The treatment options also vary with the pattern of dislocation. The management of type 1 and 2 injuries is reduction by anteroposterior pressure over the fibula head, with the knee slightly flexed and the ankle everted. There is often an audible and/or palpable relocation with rapid improvement in symptoms.

There is insufficient evidence to support or refute the use of immobilization after a reduction of type 1 or 2 injuries, although several previous case reports have recommended immobilization for varying periods with the knee in extension or slight flexion for 2-3 weeks(1,2,19,20). It is controversial whether weight bearing should be performed after the procedure(21). It is more difficult to reduce type 3 and 4 injuries, and these may require open reduction and fixation. However, attempting a closed reduction initially is an option. Several techniques have been described involving fixation and stabilizing with a portion of the biceps femoris tendon(22, 23).

A PTFJ injury is commonly missed, and a number of patients present with chronic lateral knee pain or joint instability. Unrecognized dislocations often present with peroneal nerve symptoms such as pins and needles in the leg or feet, or weakness of foot movements. There is no role for an attempted closed reduction in this situation.

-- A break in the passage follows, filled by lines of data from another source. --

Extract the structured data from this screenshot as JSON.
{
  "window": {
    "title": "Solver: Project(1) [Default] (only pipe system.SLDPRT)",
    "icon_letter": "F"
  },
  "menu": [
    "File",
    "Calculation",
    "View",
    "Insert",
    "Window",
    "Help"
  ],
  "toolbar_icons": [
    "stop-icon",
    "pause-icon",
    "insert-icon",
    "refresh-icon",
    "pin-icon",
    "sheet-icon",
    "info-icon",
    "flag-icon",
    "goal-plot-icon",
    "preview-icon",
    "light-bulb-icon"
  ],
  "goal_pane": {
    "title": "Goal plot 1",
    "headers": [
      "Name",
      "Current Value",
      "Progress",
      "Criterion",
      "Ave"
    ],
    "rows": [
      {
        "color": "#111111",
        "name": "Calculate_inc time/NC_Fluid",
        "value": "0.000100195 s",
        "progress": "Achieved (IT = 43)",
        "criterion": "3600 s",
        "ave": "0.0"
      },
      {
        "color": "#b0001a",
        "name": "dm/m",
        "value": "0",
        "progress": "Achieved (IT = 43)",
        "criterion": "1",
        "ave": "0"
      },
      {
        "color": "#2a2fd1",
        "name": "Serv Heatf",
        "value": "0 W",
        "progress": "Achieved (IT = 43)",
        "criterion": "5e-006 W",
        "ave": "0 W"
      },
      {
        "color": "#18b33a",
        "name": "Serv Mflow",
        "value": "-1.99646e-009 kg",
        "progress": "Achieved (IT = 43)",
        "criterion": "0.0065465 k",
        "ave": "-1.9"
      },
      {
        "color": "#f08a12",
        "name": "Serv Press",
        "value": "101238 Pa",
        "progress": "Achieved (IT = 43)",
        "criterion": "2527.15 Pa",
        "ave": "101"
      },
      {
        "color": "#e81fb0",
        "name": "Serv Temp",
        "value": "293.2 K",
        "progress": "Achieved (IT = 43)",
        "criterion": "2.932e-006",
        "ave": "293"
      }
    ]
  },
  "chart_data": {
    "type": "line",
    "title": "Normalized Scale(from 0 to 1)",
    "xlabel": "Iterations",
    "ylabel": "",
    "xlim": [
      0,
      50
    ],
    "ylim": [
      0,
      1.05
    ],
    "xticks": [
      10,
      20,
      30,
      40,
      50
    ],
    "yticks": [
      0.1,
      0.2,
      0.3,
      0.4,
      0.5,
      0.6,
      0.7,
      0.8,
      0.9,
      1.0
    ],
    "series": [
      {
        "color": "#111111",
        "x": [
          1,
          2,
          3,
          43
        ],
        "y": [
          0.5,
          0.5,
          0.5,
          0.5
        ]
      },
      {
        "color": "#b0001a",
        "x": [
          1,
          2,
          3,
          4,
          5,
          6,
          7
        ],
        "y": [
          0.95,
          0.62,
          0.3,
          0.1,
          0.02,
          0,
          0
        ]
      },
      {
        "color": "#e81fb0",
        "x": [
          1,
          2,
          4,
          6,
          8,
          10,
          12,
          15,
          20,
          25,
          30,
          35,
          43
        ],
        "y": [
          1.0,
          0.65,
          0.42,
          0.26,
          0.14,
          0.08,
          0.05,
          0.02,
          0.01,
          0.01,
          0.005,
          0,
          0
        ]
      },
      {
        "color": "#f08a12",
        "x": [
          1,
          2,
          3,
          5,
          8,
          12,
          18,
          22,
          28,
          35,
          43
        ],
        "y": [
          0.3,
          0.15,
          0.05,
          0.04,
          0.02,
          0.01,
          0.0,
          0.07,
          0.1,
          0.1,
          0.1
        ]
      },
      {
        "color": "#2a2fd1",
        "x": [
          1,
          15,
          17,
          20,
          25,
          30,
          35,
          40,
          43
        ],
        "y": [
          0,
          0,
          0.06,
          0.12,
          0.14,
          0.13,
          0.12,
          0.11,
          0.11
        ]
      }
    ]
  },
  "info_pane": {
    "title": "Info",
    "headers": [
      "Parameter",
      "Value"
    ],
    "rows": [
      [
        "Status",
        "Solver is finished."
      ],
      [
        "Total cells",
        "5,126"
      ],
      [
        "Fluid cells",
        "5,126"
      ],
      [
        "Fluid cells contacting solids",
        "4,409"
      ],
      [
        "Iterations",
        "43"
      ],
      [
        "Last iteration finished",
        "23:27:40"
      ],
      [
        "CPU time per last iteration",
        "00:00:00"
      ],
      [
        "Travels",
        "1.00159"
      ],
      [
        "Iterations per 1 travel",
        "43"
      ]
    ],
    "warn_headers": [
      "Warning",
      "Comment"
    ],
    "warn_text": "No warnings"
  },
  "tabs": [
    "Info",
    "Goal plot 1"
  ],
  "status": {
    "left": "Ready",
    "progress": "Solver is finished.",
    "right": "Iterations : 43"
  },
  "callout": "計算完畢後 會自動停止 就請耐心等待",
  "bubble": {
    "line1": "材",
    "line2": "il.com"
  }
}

Surgical stabilization is required in up to 57% of late or recurrent cases because of persistent pain and chronic instability(1,2,24). Patients with chronic pain secondary to this condition have been successfully treated with excision of the fibula head, reduction and temporary internal fixation, arthrodesis, and tendon reconstruction(25,26). Typical ligament reconstructions include iliotibial band or the biceps femoris tendon(25, 27-29). Resection of the fibular head is believed to affect knee stability and gait. The decision to remove hardware after arthrodesis remains controversial. It has been found that PTFJ arthrodesis with early screw removal at three to six months has obtained good results in athletes(30).

PTFJ Hypomobility

It is also possible for the PTFJ to develop hypomobility and positional faults. A possible explanation is that PTFJ dysfunction may be indirectly related a history of a previous ankle sprain(3). In particular, it has been documented that following an ankle sprain, positional changes in the talus, tibia, and fibula may result (31-33).

Two positional faults have been described to occur at either the talocrural joint or the distal tibiofibular joint(34):

  1. At the talocrural joint, the talus is thought to migrate anteriorly following lateral ankle sprains due to the disruption of the ligaments restraining anterior talus translation(34).
  2. At the distal tibiofibular joint, a slight anterior displacement of the fibula relative to the tibia is thought to occur(31-33). Anterior translation of the distal fibula is associated with a concomitant posterior translation (external rotation) of the proximal fibula(1,2).

Clinically, the positional faults are recognized as decreased posterior glide of the talus or distal fibula, or decreased anterior glide of the proximal fibula, all of which manifest as decreased ankle dorsiflexion ROM(31-33). By addressing hypomobility of the PTFJ, lower extremity mobility may be restored, ultimately altering stresses placed at the local joint.

A simple and effective mobilization technique is to have the client lie supine and grasp the proximal fibula using the heel of the hand at the anterior aspect of the fibula, with the fingers curled around the posterior aspect of the fibula. As the fibula head has more inherent mobility at 90 degrees knee flexion, a mobilization of the joint in this position will improve the mobility of the PTFJ (see figure 2).

Figure 2: PTFJ mobilizations


Injuries to the PTFJ are uncommon in the sporting knee. This injury type may manifest as frank instability and dislocation, or as a hypomobile joint following ankle sprains. Early diagnosis and treatment are essential to enable prompt rehabilitation. Treatment options vary according to the time of presentation, nature of the injury and associated morbidity. A return to sport is possible after successful treatment.